It brings up so many questions, right? Specifically: what the heck happened that this pie — which otherwise holds a five-star rating with 239 reviews — turned out to be such an epic disaster that Anonymous labeled it “deeply upsetting?” Did it somehow morph into Anonymous’ past relationship? Was the face of a demon revealed in via arrangement of the pecans? Did it spew racist propaganda throughout all of dessert in true Paula Deen fashion?
All Deen jabs aside, the Thanksgiving table looks a lot different than it did twenty years ago, what with the internet and its ability to yield thousands of results for anything you might be searching for.
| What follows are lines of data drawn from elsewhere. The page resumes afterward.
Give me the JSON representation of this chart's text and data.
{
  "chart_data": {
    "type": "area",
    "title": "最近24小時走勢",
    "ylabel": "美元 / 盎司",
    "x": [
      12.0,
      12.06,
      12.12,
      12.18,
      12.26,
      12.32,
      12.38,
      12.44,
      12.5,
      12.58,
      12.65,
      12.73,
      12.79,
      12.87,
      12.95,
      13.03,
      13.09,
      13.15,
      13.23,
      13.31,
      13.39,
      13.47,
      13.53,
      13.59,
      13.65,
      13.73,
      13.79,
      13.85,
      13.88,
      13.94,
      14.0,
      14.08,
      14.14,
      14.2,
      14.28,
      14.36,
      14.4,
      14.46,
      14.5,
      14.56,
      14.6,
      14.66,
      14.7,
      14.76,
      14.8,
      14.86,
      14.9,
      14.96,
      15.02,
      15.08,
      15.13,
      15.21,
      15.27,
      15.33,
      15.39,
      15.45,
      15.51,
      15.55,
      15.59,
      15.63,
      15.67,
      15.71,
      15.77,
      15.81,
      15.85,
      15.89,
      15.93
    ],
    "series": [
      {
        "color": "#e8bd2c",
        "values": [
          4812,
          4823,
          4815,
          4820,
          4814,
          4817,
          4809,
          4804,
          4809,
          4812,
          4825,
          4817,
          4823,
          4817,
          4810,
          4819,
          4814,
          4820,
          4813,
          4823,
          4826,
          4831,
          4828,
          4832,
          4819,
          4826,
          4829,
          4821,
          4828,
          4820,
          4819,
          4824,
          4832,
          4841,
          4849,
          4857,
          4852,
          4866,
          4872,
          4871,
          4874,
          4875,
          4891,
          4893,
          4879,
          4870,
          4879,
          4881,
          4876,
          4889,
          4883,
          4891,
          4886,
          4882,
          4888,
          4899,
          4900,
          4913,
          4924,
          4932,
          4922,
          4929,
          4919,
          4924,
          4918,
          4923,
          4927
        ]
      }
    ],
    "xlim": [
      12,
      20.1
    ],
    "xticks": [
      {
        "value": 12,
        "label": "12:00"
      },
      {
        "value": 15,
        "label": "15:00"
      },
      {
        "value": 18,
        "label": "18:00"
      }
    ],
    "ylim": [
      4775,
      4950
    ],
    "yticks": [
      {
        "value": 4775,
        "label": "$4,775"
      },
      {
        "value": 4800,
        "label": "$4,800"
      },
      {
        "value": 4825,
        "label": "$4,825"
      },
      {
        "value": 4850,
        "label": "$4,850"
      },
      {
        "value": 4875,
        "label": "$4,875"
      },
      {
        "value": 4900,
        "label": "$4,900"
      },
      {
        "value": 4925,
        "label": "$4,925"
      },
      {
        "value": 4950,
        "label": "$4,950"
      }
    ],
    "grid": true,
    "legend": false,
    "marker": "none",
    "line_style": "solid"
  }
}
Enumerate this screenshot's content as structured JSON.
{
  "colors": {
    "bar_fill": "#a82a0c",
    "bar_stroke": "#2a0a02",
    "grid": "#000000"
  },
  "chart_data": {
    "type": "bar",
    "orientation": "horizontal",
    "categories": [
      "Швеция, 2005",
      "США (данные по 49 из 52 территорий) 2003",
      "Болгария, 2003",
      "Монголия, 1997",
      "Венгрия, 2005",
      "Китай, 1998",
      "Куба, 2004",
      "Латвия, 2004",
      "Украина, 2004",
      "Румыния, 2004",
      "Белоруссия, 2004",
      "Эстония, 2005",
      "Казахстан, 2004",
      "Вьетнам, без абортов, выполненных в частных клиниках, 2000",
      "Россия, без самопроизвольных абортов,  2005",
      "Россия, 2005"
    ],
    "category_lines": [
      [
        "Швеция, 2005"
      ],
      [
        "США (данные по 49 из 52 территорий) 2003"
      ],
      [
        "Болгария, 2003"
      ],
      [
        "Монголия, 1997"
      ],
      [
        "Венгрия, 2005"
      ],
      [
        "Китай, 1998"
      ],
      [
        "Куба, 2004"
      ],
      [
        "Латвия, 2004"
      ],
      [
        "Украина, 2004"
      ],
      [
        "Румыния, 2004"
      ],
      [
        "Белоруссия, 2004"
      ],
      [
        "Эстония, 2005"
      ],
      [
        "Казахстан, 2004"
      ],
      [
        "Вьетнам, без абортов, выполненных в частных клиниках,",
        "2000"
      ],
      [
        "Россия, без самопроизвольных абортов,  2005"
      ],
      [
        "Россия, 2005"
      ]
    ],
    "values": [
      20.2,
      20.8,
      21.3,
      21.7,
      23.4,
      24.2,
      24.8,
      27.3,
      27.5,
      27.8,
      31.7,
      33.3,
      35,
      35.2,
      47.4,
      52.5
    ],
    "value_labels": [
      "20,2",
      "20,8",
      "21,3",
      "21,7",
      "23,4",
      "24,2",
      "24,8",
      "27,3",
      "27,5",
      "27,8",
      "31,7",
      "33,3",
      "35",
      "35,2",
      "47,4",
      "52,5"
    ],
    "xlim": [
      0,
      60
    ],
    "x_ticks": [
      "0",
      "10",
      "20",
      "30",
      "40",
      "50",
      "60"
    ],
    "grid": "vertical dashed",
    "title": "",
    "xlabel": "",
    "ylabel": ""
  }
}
Last week, I was getting a haircut and my stylist (I’m super fancy, yo!) began chatting with me about the twice-baked sweet potatoes with bacon brittle she makes every year. So of course I looked up the recipe when I got home and yup — there it was, along with a stylized photo rendered in glorious RGB on my screen.
How does one sift through all this recipe overload? By reading the comments, of course. Comments sections on recipes are vital to weeding out the good from the bad, the tasty from the bland. Comments sections are where home chefs offer up helpful tweaks and spin tales of food triumphs and failures alike. And, as evidenced, sometimes those failures can be spectacular.
But it’s not just comments sections that the internet so generously gives us. It also gives us the ability to share stories with millions of others out there, via glowing screen and clacking keyboard.